Comparing mouse and human immune systems

Few differences charted in map to translate mouse findings to humans

Image: Broad Institute Communications.

It is a familiar note struck when authors conclude their reports on experiments conducted in mouse models: They suggest caution when translating their findings from mouse to human. A variation of this refrain can be heard when a small molecule that works in mice fails in human clinical trials.

There may be myriad reasons why results differ, and some challenges to the relevance of mouse models to human disease and therapy may be more anecdotal than evidence-driven, scientists say. But the need for better understanding the differences and similarities between human and mouse is clear. Genomic tools and analysis have opened the door to making comprehensive comparisons at a basic level that can inform future research in both mice and humans.

Scientists studying cell differentiation and function in the immune system set out to chart how the mouse and human compare in this area. Tal Shay, a postdoctoral associate in Aviv Regev’s lab at the Broad Institute of Harvard and MIT, led a team from Harvard Medical School, the Broad and Stanford University who compared two large compendia containing transcriptional profiles—how genes are expressed—in human and mouse immune cell types.

The researchers found remarkable consistency between gene expression profiles in the mouse and human immune systems but also some instances of divergence. The majority of gene expression patterns—conservatively estimated at 80 percent—were the same in mouse and human. In addition, they suggest a role for transcriptional regulators that may guide some of the similarities.

Shay and her colleagues reported their findings in PNAS and also deposited their data and analysis in a web portal, which they hope will serve as a reference map for other investigators. Their work is part of the ImmGen Consortium, a collaboration of immunologists and computational biologists generating a complete compendium of gene expression and its regulation in the mouse immune system.

“We wanted to pinpoint where immune system genes and gene expression are different and where you should be very suspicious if something is found in mouse and likely to be translated to human,” said Shay, who is a lead author of the paper. “We thought we might be able to map those places where the comparison is less robust, but we had a very hard time pinpointing convincing differences.”

The researchers had to take extraordinary pains to make sure they were comparing only what was comparable—apples to apples. Not all mouse genes had a corresponding gene in the human data set, or they had more than one: There might be one gene in humans versus five in mice for smell receptors, for example. Sometimes differences were a matter of timing: Genes were activated earlier or later, depending on the species, said David Puyraimond-Zemmour, an HMS graduate student in immunology in the lab of Christophe Benoist and Diane Mathis and a co-author of the PNAS paper.

In all, they found several dozen genes in seven immune cell types that have different expression in 80 human and 137 mouse samples. Their conclusions are based on comparing data from the Differentiation Map—which measures gene expression in about 40 human cell types—and data from ImmGen, which does the same for about 200 mouse cell types. They did further analyses of gene expression when cells were activated in different states, such as responding to infection, based on a data set produced by Ei Wakamatsu and Ting Feng, postdoctoral fellows in the Benoist-Mathis lab. Shay also worked with the Differentiation Map data from the lab of Benjamin Ebert, HMS associate professor of medicine at Brigham and Women’s Hospital and Dana-Farber Cancer Institute and an associate member of the Broad Institute, as well as from the ImmGen Project.

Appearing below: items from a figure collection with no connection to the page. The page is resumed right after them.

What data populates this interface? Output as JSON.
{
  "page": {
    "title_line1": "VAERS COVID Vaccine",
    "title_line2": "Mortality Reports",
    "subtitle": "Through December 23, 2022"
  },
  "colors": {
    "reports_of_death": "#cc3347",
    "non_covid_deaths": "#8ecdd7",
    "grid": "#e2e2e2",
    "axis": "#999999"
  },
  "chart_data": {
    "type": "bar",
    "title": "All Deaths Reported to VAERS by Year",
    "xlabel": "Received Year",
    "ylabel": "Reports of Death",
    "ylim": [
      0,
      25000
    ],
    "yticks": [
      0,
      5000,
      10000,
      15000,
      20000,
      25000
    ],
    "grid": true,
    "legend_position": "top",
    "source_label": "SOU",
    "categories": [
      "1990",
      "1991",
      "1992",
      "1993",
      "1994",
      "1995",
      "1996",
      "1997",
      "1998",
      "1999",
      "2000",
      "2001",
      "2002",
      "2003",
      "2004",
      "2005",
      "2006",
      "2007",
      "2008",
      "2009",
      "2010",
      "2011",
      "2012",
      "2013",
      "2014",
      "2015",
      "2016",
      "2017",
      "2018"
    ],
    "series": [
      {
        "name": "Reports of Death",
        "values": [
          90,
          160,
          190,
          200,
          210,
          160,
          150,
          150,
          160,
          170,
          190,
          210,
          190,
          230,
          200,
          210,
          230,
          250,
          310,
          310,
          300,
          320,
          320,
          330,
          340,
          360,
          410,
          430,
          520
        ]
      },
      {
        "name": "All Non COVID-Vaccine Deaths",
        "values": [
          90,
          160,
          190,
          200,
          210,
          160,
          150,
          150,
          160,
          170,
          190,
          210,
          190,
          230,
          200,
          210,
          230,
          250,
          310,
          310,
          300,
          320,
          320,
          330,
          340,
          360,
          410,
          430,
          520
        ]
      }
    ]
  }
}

“What we assume most people will be interested in knowing is, if they are working on gene X, whether gene X has the same expression pattern in human and mouse immune systems,” Shay said. “Most lineages have the same expression signature but some genes behave differently and we think it’s important for why some things work in mice but not humans and the other way around.”

Benoist, Morton Grove-Rasmussen Professor of Immunohematology at Harvard Medical School, said the continuing debate about the usefulness of mouse models in understanding humans “is often at the level of the emotional and not necessarily very informed.” Wildly different experimental conditions—hugely varying doses or duration in clinical trials—make comparisons suspect, he said.

Having clear data that scientists can freely access will be useful, said Benoist, who is also a co-author of the PNAS paper.

“The value here is putting up signposts, signaling when the function of a gene in mice may not be relevant to humans,” he said, referring to data and analysis from the work published in PNAS. “Because the differentiation and function of human and mouse lineages are highly related, there is the expectation of conservation, so it is important to know when inter-species inferences may be an issue. Mouse models are far too valuable to be jettisoned for pre-clinical exploration, but it is important to know when caution is needed.”